Most investors are quite aware that BT is very cash generative but I am not convinced that all realise just how cash generative it is. Consider free cash flow. Of course estimates of true free cash flow are uncertain (to say nothing of difficult to do), so look at the more pessimistic measure of free cash flow post all capital expenditure (as opposed to just maintenance capex for a real free cash flow). BT should be able to keep this above 20p, most likely well above.
With BT’s share price currently at 221p, this implies that BT’s likely sustainable free cash flow per share (on this pessimistic measure) will be more than 10% of the current share price, and could well be over 15%.
As this is post capital expenditure, this is cash flow available to the shareholders after paying for investment in BT’s “new wave” businesses and its “21st Century” network upgrade.
It does not matter whether BT uses this money to pay dividends (it would be very surprising to see more than half go there in the short term), to by back shares (another return to investors) or to pay down debt.
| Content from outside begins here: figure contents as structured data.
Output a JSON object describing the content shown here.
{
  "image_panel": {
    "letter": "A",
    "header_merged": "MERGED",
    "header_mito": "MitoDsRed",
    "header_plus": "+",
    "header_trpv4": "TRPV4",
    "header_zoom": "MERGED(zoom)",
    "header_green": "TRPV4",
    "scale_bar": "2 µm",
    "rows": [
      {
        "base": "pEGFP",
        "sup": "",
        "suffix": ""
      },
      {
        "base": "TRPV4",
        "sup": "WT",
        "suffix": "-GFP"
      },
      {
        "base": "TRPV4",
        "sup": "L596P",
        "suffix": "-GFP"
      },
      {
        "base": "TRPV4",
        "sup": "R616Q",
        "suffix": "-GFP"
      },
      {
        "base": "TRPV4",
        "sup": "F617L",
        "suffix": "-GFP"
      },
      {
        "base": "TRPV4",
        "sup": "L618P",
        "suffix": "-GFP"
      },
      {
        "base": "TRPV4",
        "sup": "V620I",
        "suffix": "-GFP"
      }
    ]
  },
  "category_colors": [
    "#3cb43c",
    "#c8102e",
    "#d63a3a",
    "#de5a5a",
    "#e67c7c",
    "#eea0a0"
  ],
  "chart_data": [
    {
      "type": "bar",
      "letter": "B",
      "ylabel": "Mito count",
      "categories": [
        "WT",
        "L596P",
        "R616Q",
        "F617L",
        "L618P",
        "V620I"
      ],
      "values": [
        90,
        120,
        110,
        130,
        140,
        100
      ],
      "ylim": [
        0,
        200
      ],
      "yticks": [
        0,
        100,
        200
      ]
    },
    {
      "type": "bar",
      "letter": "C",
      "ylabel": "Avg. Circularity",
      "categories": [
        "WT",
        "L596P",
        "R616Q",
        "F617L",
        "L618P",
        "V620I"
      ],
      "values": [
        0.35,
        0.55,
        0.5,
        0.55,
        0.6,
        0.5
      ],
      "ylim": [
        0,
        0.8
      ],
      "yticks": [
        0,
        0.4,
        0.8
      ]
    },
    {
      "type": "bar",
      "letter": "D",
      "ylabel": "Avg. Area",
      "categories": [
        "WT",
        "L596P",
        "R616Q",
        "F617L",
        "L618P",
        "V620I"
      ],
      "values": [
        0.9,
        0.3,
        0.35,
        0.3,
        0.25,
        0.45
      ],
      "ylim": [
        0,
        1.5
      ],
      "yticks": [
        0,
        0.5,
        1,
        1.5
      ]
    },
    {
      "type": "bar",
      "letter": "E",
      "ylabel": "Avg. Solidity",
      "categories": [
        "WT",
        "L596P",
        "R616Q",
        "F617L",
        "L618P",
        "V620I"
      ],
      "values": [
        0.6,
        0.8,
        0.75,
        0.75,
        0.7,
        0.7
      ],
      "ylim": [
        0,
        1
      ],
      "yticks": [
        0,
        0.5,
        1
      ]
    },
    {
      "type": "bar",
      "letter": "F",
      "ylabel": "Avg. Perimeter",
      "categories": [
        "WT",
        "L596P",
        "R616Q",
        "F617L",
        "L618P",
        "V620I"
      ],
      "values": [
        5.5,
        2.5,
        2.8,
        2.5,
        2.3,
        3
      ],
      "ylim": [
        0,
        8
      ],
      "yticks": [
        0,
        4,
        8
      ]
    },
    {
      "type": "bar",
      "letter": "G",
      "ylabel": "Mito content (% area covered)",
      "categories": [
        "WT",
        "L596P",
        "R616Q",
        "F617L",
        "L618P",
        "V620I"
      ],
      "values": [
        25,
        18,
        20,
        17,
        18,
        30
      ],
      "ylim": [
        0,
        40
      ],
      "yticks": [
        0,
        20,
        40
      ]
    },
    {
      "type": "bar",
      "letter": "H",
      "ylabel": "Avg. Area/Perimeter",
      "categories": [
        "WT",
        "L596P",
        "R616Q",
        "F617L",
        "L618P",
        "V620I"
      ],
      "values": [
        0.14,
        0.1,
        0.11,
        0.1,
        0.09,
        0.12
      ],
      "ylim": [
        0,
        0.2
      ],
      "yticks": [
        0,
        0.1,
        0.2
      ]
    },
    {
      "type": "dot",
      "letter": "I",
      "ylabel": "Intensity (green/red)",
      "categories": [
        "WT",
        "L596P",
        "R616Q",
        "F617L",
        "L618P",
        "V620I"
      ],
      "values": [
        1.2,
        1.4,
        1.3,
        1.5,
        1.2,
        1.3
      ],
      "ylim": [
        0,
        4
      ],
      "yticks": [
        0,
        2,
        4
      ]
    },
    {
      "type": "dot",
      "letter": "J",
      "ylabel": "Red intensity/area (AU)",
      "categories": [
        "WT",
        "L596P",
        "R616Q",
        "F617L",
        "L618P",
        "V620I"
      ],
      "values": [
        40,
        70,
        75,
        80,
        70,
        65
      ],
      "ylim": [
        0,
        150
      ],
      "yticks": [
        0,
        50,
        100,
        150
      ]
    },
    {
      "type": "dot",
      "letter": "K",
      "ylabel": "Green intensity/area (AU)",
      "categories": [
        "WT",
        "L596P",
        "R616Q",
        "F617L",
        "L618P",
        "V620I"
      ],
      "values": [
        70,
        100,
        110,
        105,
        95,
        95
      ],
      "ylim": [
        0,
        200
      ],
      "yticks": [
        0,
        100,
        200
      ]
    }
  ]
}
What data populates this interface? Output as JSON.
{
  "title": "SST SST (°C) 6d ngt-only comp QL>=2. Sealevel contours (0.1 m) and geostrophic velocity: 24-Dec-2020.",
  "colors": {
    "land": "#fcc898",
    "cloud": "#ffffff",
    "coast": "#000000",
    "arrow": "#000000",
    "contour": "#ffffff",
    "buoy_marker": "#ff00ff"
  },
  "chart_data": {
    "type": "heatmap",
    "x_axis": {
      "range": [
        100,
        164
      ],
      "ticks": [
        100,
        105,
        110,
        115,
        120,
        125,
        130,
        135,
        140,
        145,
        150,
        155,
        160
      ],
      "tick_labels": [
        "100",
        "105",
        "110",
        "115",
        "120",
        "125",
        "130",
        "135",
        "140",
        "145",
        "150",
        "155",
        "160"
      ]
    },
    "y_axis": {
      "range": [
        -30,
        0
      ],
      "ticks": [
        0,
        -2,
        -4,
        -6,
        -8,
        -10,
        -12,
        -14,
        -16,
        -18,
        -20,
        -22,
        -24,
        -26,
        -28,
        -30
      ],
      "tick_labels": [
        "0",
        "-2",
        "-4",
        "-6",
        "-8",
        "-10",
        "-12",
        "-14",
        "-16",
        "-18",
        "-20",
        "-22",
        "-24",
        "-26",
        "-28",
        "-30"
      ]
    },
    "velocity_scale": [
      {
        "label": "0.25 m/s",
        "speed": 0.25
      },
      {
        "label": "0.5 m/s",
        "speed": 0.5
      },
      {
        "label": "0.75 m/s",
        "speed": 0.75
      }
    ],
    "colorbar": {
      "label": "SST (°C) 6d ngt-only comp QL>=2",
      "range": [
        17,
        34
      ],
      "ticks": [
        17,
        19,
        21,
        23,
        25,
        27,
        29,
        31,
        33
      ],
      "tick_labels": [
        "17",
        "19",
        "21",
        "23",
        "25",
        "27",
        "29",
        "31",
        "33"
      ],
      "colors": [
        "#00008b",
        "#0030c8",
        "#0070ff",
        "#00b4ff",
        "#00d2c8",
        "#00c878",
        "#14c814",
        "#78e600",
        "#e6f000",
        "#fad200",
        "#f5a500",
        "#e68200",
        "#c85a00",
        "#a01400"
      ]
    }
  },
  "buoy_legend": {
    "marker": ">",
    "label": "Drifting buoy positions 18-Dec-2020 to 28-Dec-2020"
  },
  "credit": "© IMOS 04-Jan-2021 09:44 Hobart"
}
In either case it is money made for the shareholders and an increase in shareholder wealth.
Obviously there is a downside to this spectacular return (particular when it comes from a reasonably stable business, so not too much of it can be risk premium). Investors seem to expect that BT faces a gradual long term decline. It is certainly true that the heavily regulated fixed lines voice business faces a long slow decline. However the company has done very well so far in replacing revenues and profits from its traditional business with “new wave” business and, for the moment at least it seems likely to produce growth (albeit low growth) rather than actual decline.